Dengan keterangan tersebut, dapat diketahui bahwa alat untuk mencintai Tuhan adalah roh, yaitu roh yang sudah dibersihkan dari dosa dan maksiat, serta dikosongkan dari kecintaan kepada segala sesuatu, melainkan hanya diisi oleh cinta kepada Tuhan.

Roh yang digunakan untuk mencintai Tuhan itu telah dianugerahkan Tuhan kepada manusia sejak kehidupannya dalam kandungan ketika umur empat bulan. Dengan demikian alat untuk mahabbah itu sebenarnya telah diberikan Tuhan. Manusia tidak tahu sebenarnya hakikat roh itu. Yang mengetahui hanyalah Tuhan. Allah berfirman:

وَيَسْئَلُوْ نَكَ عَنِ الرُّوْحِ قُلِ الرُّوْحُ مِنْ اَمْرِ رَبِّيْ وَمَااُوْتِيْتُمْ مِّنَ االْعِلْمِ اِلَّا قَلِيْلًا

Mereka itu bertanya kepada Engkau (Muhammad) tentang roh, katakanlah bahwa roh itu urusan Tuhan, tidak kamu diberi pengetahuan melainkan sedikit sekali. (QS. Al-Isra’, 17:85).

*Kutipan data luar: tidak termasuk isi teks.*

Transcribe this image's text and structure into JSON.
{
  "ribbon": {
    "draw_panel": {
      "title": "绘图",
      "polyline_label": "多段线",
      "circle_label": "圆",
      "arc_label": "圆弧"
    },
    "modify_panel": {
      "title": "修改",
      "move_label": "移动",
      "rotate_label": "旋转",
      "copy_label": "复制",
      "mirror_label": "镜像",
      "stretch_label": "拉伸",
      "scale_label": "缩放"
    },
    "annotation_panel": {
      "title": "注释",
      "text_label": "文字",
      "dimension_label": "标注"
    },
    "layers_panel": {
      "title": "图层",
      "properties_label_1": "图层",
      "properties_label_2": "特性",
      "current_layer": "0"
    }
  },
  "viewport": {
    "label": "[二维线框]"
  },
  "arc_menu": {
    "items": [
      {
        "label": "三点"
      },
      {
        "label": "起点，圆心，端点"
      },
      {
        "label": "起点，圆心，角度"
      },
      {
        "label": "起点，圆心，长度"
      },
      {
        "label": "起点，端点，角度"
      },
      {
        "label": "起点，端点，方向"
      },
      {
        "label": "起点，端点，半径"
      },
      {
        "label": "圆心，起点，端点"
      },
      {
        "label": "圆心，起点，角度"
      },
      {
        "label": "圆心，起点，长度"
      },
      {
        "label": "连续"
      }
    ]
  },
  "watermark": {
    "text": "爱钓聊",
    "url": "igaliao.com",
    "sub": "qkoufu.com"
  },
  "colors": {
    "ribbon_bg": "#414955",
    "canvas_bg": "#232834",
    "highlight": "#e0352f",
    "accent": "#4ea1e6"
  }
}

فَاِذَا سَوَّيْتُهُ وَنَفَخْتُ فِيْهِ مِنْ رُّوْحِيْ فَقَعُوْلَهُ سَجِدِيِنَ

Maka apabila Aku telah menyempurnakan kejadiannya, dan telah meniupkan ke dalamnya roh (ciptaan) Ku, maka tunduklah kamu kepada-Nya dengan bersujud. (QS. Al-Hijr, 15:29)

Selanjutnya di dalam hadis pun diinformasikan bahwa manusia itu diberikan roh oleh Tuhan, pada saat manusia berada dalam usia empat bulan didalam kandungan. Hadis tersebut selengkapnya berbunyi:

اِنَّ النَّا سَ يُجْمَعُ خَلْقُهُ فِى بَطْنِ اُمِّهِ اَرْ بَعِيْنَ يَوْمًا نُطْفَةً ثُمَّ يَكُوْنَ عَلَقَةً مِّثْلَ ذَ لِكَ ثُمَّ يَكُوْنَ مُضْغَةً مِّثْلَ ذَلِكَ ثُمَّ يُرْ سَلُ اِلَيْهِ الْمَلَكَ فَيَنْفُخُ فِيْهِ الرُّوْحُ

Sesungguhnya manusia dilakukan penciptaannya dalam kandungan ibunya, selama empat puluh hari dalam bentuk nutfah (segumpal darah), kemudian menjadi alaqah (segumpal daging yang menempel) pada waktu yang juga empat puluh hari, kemudian dijadikan mudghah (segumpal daging yang telah berbentuk)  pada waktu yang juga empat puluh hari, kemudian Allah mengutus malaikat untuk menghembuskan roh kepadanya (HR. Bukhari-Muslim)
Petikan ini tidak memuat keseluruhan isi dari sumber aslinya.